I've implemented a small library named break
for breaking from loops, based off of a previous post of mine.
This library is simple: you wrap the command you want to loop with a function named loop
and you call break
when you want to exit from the loop.
import Control.Break
import Control.Monad.State
import Prelude hiding (break)
example :: State Int ()
example = loop (do
n <- lift get -- Inside a `loop`, wrap commands in `lift`
if n < 10
then lift (put (n + 1)) -- You keep looping by default
else break () ) -- Use `break` to exit from the `loop`
The above loop increments n
until n
is 10 and then exits from the loop. We can verify this by running the State
action:
>>> execState example 0
10
By default, you wrap commands other than break
with lift
. However, for some effects (like State
) you can omit the lift
:
example :: State Int ()
example = loop (do
n <- get
if n < 10
then put (n + 1)
else break () )
This library uses a Break
type which is implemented as ExceptT
under the hood:
newtype Break r m a = Break { unBreak :: ExceptT r m a }
The break
function just "throws an exception":
break :: Monad m => r -> Break r m a
break r = Break (throwE r)
Here "throwing an exception" doesn't use any sort of out-of-band feature built into the Haskell language. "Exceptions" are just ordinary values implemented within the language:
throwE :: Monad m => e -> ExceptT e m a
throwE = ExceptT (return (Left e))
... and ExceptT
's implementation of (>>=)
short-circuits when encountering a Left
internally, skipping subsequent commands.
loop
is just an ordinary function that repeats the loop body indefinitely and only stops when you break
from the loop:
loop :: Monad m => Break r m () -> m r
loop m = do
x <- runExceptT (unBreak (forever m))
case x of
Left r -> return r
Right r -> return r
Conceptually we just "catch" the "exceptional value" and return the value. I use quotes because there's no reason to restrict this value to exceptions. You can return any old value from the loop this way:
example :: State Int Bool
example = loop (do
n <- get
if n < 10
then put (n + 1)
else break True )
>>> runState example 0
(True,10)
Notice how I don't have to define a special variation on the forever
function that integrates with ExceptT
or break
to terminate correctly. Instead, break
interacts correctly with forever
out-of-the-box thanks to Haskell's laziness: forever
only lazily evaluates as many actions as necessary and once the internal ExceptT
short-circuits the forever
function doesn't demand any further command repetitions.

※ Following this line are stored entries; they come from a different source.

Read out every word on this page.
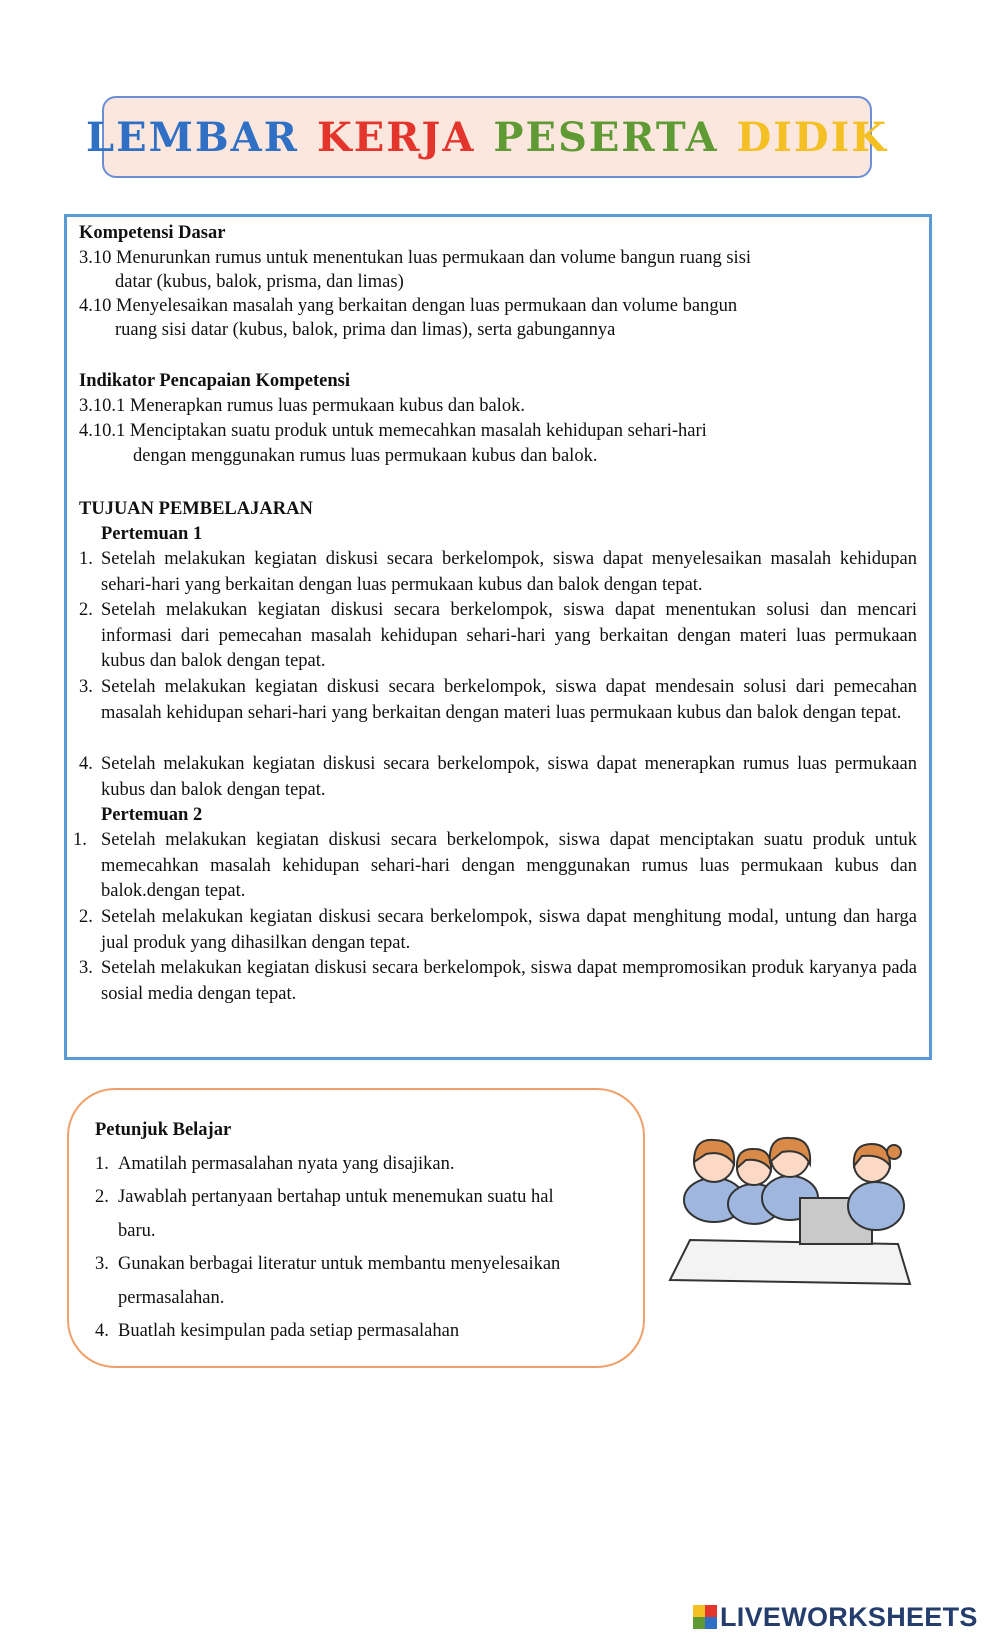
LEMBAR KERJA PESERTA DIDIK
Kompetensi Dasar
3.10 Menurunkan rumus untuk menentukan luas permukaan dan volume bangun ruang sisi
datar (kubus, balok, prisma, dan limas)
4.10 Menyelesaikan masalah yang berkaitan dengan luas permukaan dan volume bangun
ruang sisi datar (kubus, balok, prima dan limas), serta gabungannya
Indikator Pencapaian Kompetensi
3.10.1 Menerapkan rumus luas permukaan kubus dan balok.
4.10.1 Menciptakan suatu produk untuk memecahkan masalah kehidupan sehari-hari
dengan menggunakan rumus luas permukaan kubus dan balok.
TUJUAN PEMBELAJARAN
Pertemuan 1
1. Setelah melakukan kegiatan diskusi secara berkelompok, siswa dapat menyelesaikan masalah kehidupan sehari-hari yang berkaitan dengan luas permukaan kubus dan balok dengan tepat.
2. Setelah melakukan kegiatan diskusi secara berkelompok, siswa dapat menentukan solusi dan mencari informasi dari pemecahan masalah kehidupan sehari-hari yang berkaitan dengan materi luas permukaan kubus dan balok dengan tepat.
3. Setelah melakukan kegiatan diskusi secara berkelompok, siswa dapat mendesain solusi dari pemecahan masalah kehidupan sehari-hari yang berkaitan dengan materi luas permukaan kubus dan balok dengan tepat.
4. Setelah melakukan kegiatan diskusi secara berkelompok, siswa dapat menerapkan rumus luas permukaan kubus dan balok dengan tepat.
Pertemuan 2
1. Setelah melakukan kegiatan diskusi secara berkelompok, siswa dapat menciptakan suatu produk untuk memecahkan masalah kehidupan sehari-hari dengan menggunakan rumus luas permukaan kubus dan balok.dengan tepat.
2. Setelah melakukan kegiatan diskusi secara berkelompok, siswa dapat menghitung modal, untung dan harga jual produk yang dihasilkan dengan tepat.
3. Setelah melakukan kegiatan diskusi secara berkelompok, siswa dapat mempromosikan produk karyanya pada sosial media dengan tepat.
Petunjuk Belajar
1. Amatilah permasalahan nyata yang disajikan.
2. Jawablah pertanyaan bertahap untuk menemukan suatu hal
baru.
3. Gunakan berbagai literatur untuk membantu menyelesaikan
permasalahan.
4. Buatlah kesimpulan pada setiap permasalahan
LIVEWORKSHEETS
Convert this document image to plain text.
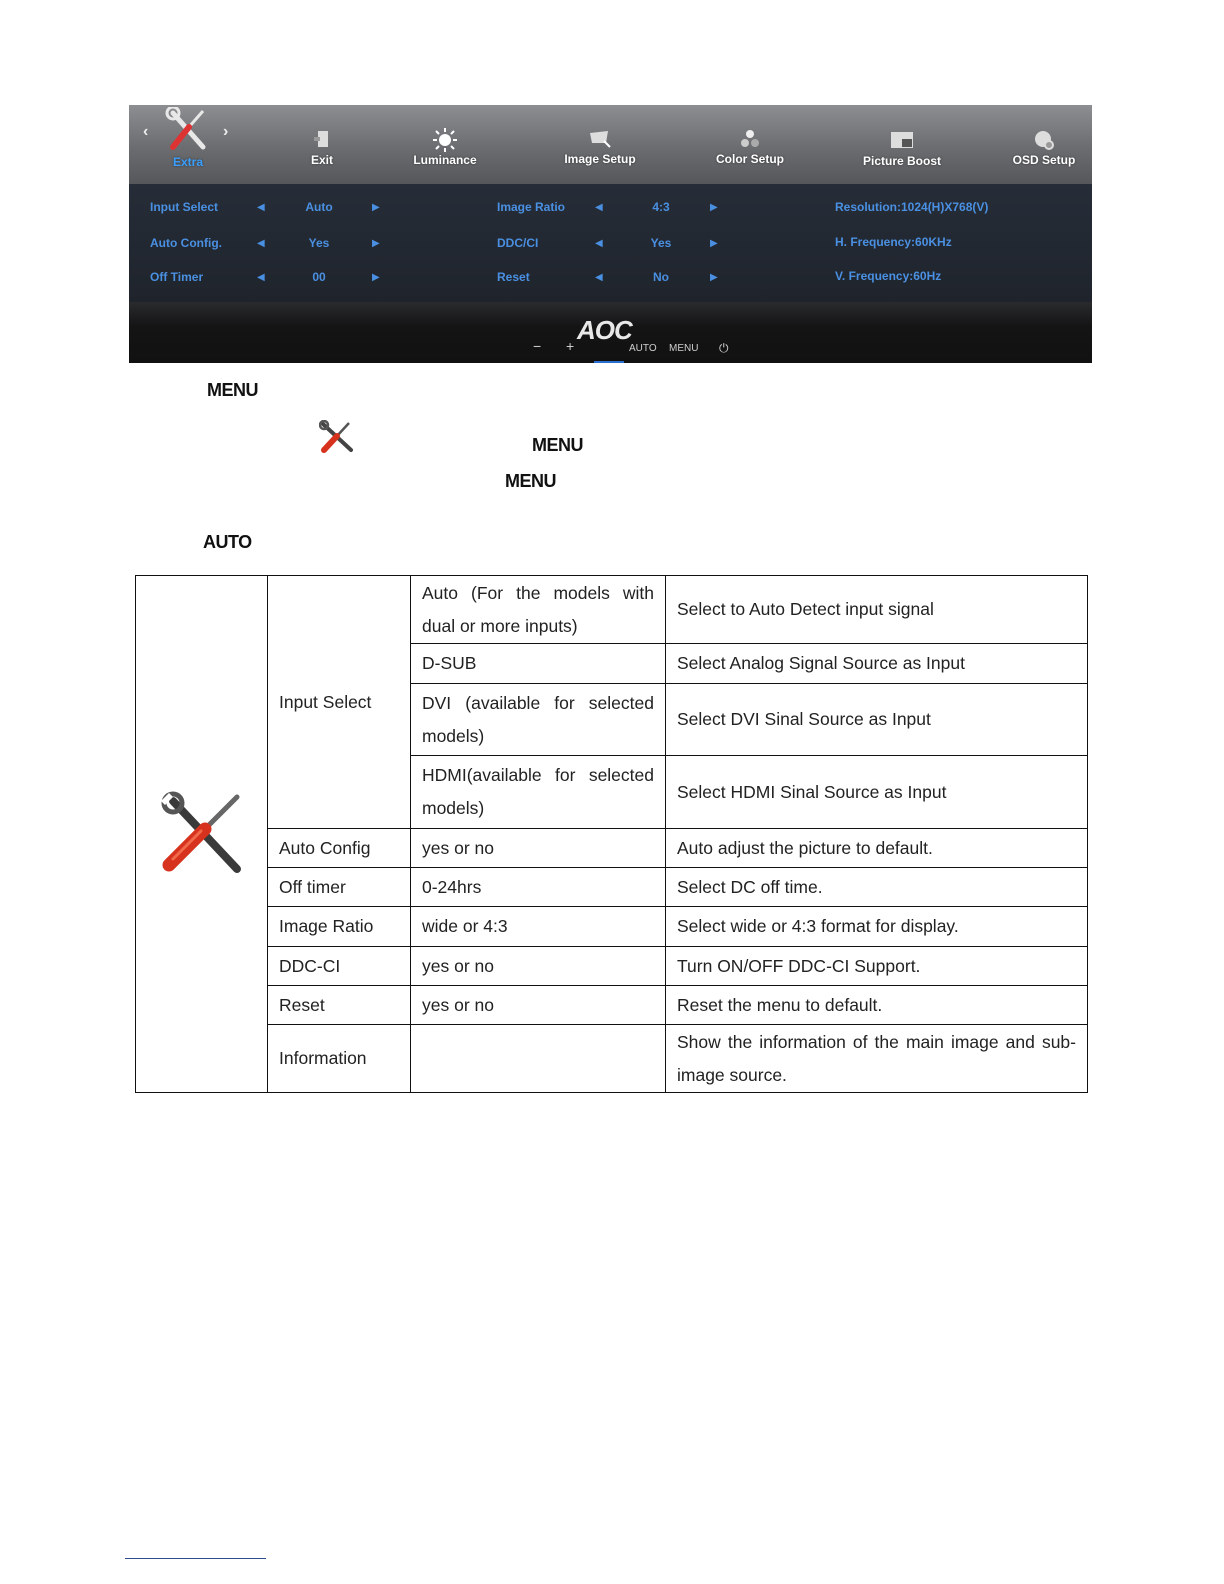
‹	›
Extra	Exit	Luminance	Image Setup	Color Setup	Picture Boost	OSD Setup
Input Select	◀	Auto	▶
Auto Config.	◀	Yes	▶
Off Timer	◀	00	▶
Image Ratio	◀	4:3	▶
DDC/CI	◀	Yes	▶
Reset	◀	No	▶
Resolution:1024(H)X768(V)
H. Frequency:60KHz
V. Frequency:60Hz
AOC
− +	AUTO MENU ⏻
MENU
MENU
MENU
AUTO
	Input Select	Auto (For the models with dual or more inputs)	Select to Auto Detect input signal
		D-SUB	Select Analog Signal Source as Input
		DVI (available for selected models)	Select DVI Sinal Source as Input
		HDMI(available for selected models)	Select HDMI Sinal Source as Input
	Auto Config	yes or no	Auto adjust the picture to default.
	Off timer	0-24hrs	Select DC off time.
	Image Ratio	wide or 4:3	Select wide or 4:3 format for display.
	DDC-CI	yes or no	Turn ON/OFF DDC-CI Support.
	Reset	yes or no	Reset the menu to default.
	Information		Show the information of the main image and sub-image source.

This library also showcases one of Haskell's nifty features: the GeneralizedNewtypeDeriving
language extension. Even though I wrap ExceptT
in a Break
newtype, I can still configure Break
to reuse many of the interfaces that were originally implemented for ExceptT
, like this:
{-# LANGUAGE GeneralizedNewtypeDeriving #-}
newtype Break r m a = Break { unBreak :: ExceptT r m a }
deriving
( Functor
, Applicative
, Monad
, MonadTrans
, MonadIO
, MonadCont
, MonadState s
, MonadWriter w
)
The GeneralizedNewtypeDeriving
extension is clever and knows how to wrap and unwrap the newtype to transparently lift all of these type classes to work on Break
.
In fact, the library implementation is remarkably small. Here's the entire implementation if you omit the documentation:
{-# LANGUAGE GeneralizedNewtypeDeriving #-}
import Control.Applicative (Applicative)
import Control.Monad (forever)
import Control.Monad.IO.Class (MonadIO)
import Control.Monad.Trans.Class (MonadTrans(..))
import Control.Monad.Trans.Except (ExceptT, runExceptT, throwE)
import Control.Monad.Cont (MonadCont )
import Control.Monad.State (MonadState )
import Control.Monad.Writer (MonadWriter)
import Prelude hiding (break)
newtype Break r m a = Break { unBreak :: ExceptT r m a }
deriving
( Functor
, Applicative
, Monad
, MonadTrans
, MonadIO
, MonadCont
, MonadState s
, MonadWriter w
)
break :: Monad m => r -> Break r m a
break r = Break (throwE r)
loop :: Monad m => Break r m () -> m r
loop m = do
x <- runExceptT (unBreak (forever m))
case x of
Left r -> return r
Right r -> return r
Newtypes are probably one of the Haskell features I miss the most when programming in other languages. They are free performance-wise (especially with the recent work on Data.Coerce
) and you pay very little code to transport interfaces across newtype boundaries. You get all of the benefits of abstraction and precise types at very little cost.
If you would like to use the break
library you can find the library on Hackage or Github.